Best of luck in your queries 🙂

therising
Valued Contributor
Valued Contributor

Hi tmas

I can relate to what you say about words, that desire to replace certain ones. As you mention with 'spectrum', I can relate to the idea of measurement when it comes to this, the idea that there is a beginning and end and we are measured by where we appear to be on a spectrum, line of measurement. With measurement being a human concept, what if all measurement was taken out. We would simply be, without being measured in any way. There is a great freedom in that. As is said, language is formed out of a necessity to communicate concepts so as to have another relate to where we're coming from. We work with the primitive language and concepts we have until greater ones come along. There is an insane and depressing amount of measurement in this world. There you go, I'm measuring the level of measurement (rating it at insane levels). Can't help myself 🙂

Sometimes I resent how much power a single word can have, which is why I try to avoid certain words. While I would regard myself as a mind/body/spirit kind of gal, I try not to use the word 'spirit' or 'spiritual' unless it's absolutely necessary. Such words can trigger the wrong idea. 'Nature' or 'natural' are preferable. How do we tick naturally, putting psychology and medicine aside? What is our potential without the limited perspective and science behind such things? For example, why is great sensitivity generally regarded as a 'fault' through the opinions of such sciences yet seen as 'an ability' in nature? Is the heightened ability to sense or feel what or who's depressing really a problem? Should we really be ingesting a blood pressure med or should we be more closely examining who or what is creating incredible ongoing long term pressure/dis-ease to the point of disease? By the way, I'm not against certain medications, especially the ones that can be life savers, I simply wonder why there's not more exploration into what it is that generates certain dis-ease/disease. Do we lack the skills in naturally managing incredible unease in life?

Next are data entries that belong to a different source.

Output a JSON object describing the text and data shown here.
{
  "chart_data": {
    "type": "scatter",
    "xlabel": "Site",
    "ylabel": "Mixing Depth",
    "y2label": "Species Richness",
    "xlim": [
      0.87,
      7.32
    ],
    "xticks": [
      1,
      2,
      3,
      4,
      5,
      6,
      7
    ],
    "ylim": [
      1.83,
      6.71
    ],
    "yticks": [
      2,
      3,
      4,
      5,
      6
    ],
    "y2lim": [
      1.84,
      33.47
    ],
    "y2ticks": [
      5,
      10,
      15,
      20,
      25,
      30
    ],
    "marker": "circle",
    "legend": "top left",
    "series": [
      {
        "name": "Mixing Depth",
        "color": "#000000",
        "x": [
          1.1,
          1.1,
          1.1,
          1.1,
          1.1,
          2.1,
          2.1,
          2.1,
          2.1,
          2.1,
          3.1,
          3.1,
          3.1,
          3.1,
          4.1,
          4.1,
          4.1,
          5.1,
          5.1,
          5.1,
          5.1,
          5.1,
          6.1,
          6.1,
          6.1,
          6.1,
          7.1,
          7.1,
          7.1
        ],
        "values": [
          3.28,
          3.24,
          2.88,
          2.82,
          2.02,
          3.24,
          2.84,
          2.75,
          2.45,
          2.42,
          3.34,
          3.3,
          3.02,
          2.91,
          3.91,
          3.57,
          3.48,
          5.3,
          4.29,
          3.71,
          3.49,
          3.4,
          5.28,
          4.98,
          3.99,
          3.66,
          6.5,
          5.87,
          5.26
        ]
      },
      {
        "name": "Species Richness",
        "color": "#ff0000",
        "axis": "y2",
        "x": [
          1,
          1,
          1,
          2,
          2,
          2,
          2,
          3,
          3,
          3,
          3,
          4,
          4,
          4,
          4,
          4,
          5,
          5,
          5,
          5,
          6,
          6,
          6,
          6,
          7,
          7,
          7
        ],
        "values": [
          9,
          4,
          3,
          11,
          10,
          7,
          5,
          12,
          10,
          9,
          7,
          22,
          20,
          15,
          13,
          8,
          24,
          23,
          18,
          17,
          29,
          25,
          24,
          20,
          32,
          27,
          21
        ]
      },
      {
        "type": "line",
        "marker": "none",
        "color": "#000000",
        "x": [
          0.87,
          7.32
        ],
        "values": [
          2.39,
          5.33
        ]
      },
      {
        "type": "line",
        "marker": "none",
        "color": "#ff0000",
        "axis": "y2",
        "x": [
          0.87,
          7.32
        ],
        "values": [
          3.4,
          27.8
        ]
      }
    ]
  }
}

The movie 'Arrival' conjures up so many feelings. I love how it's able to reflect the insane and egotistical nature of mankind and yet the incredible nature of what a trusting open minded connection can bring about. It was such a simplistic movie yet so profound at the same time.

Certain cultural languages are fascinating. When a word is created it is carefully done so, to promote feeling. The English language can be so cold, harsh, empty and unfeeling at times.